Issue 1. The NSX_UA_TN missing in authserver . The NAPP authentication server is missing an entity ID for the transport node, in this case the transport node is an ESXi host. The missing ID leads to metric service being unable to authenticate and therefore fails to deliver metrics.
Issue 2. For every new edge or esxi that gets added on NSX after NAPP deployment
Issue 3. API cert on NSX Manager has changed after the NAPP deployment
This is a known issue impacting VMware NSX NAPP.
Workaround:
The certs added to authserver from trust manager after restart can be grepped from the following command.
example cmd :
napp-k logs authserver-<podname> | grep "NSX_UA_TN"
napp-k logs authserver-<podname> | grep "NSX_UA_EDGE"

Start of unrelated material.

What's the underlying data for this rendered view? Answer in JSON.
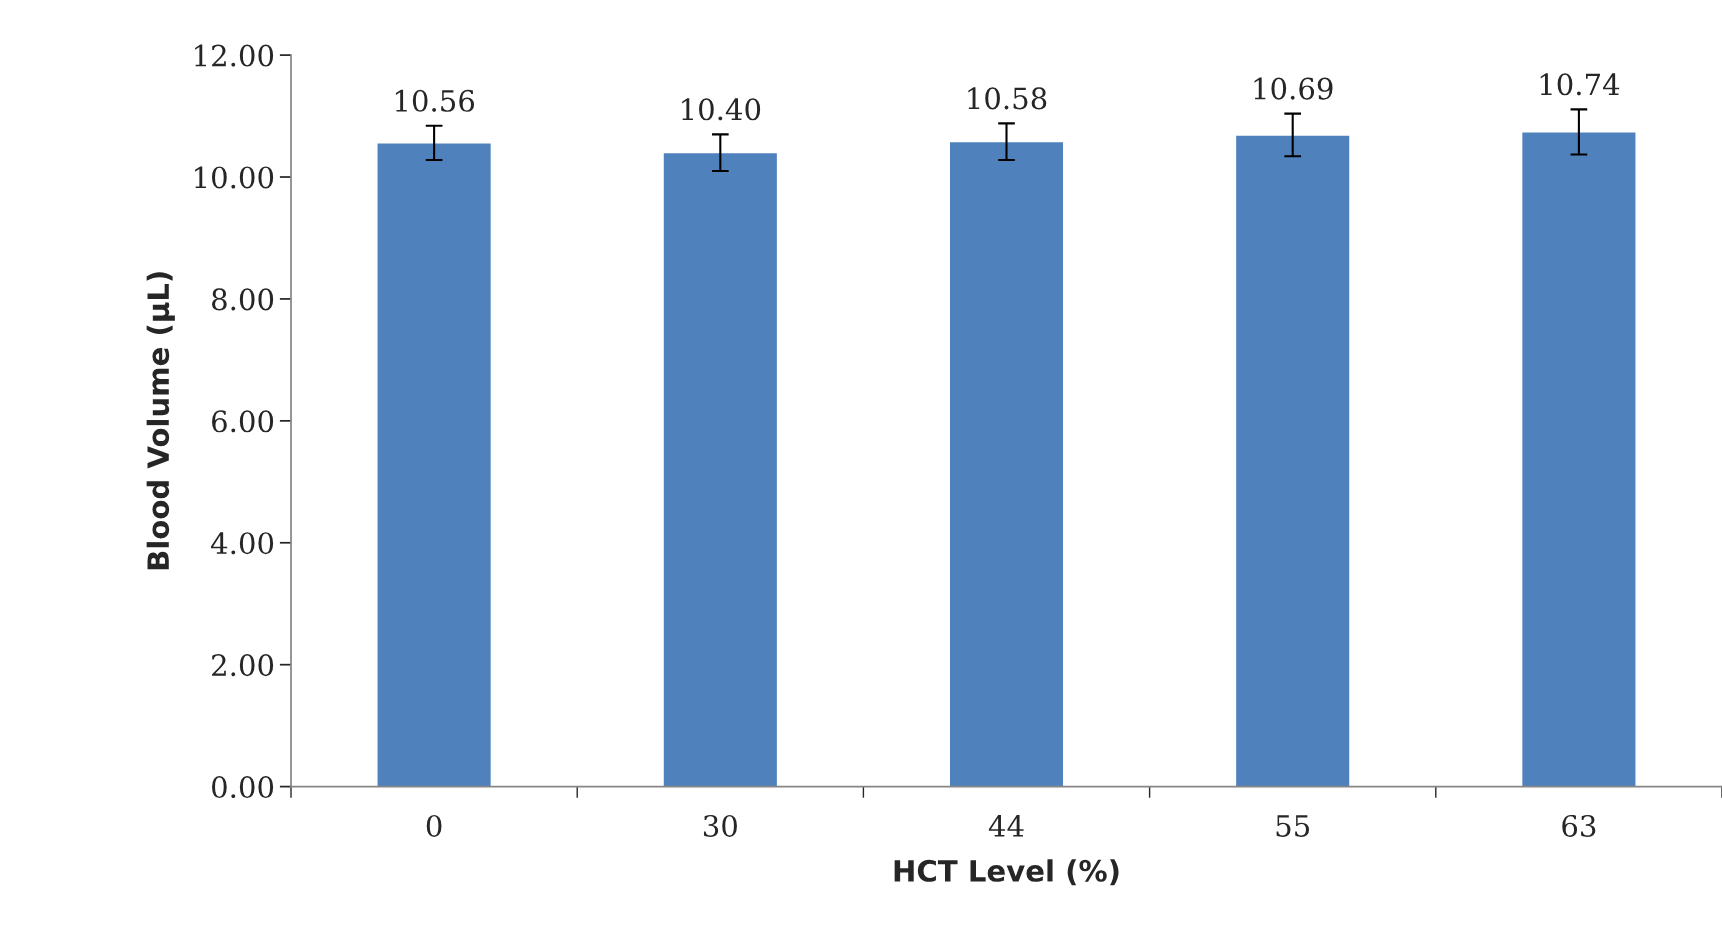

We can query the certs present in trust manager using the following API. The NSX_UA_TN / NSX_UA_EDGE type cert should be present inside the result of GET call. In the result, the alias field represents the UUID of the TN/Edge node, which can be got by executing get node-uuid on TN node.
GET https://<NSX_MANAGER_IP>/napp/api/v1/platform/trust-management/certificates
Example TN node cert from trust manager get certs API call.
{
"uuid"
:
"45040503-xxxx-xxxx-xxxx-xxxxxxxx"
,
"alias"
:
"0af35bd1-xxxx-xxxx-xxxx-xxxxxxxx"
,
"pem_encoded"
:
"-----BEGIN CERTIFICATE-----\nMIIEEDCCAvgCCQC...sFADCXXXXXXshCSk\n-----END CERTIFICATE-----"
,
"used_by"
:
"NSX_UA_TN"
},
The following command can be used on the TN/Edge node to get the host cert which has to match from NAPP trust manager certs too.
cat /etc/vmware/nsx/host-cert.pem
We can get the UUID of the TN node using the following CLI command get node-uuid . This should match with the alias of the TN/Edge node from trust-manager get certs API call.
Example :
In TN node :
>> /bin/nsxcli -c get node-uuid
In Edge node :
>> su admin
>> get node-uuid
We can query the TN certs present in NSX manager using the following API.
GET "https://<NSX_MANAGER_IP>/api/v1/messaging/clients"
Common agent is the service which takes care of pushing the certs into trust manager on NAPP side. In order to check if common agent has synced properly we can check the logs of /var/log/proton/nsxapi.log around the time, the TN/Edge node was added.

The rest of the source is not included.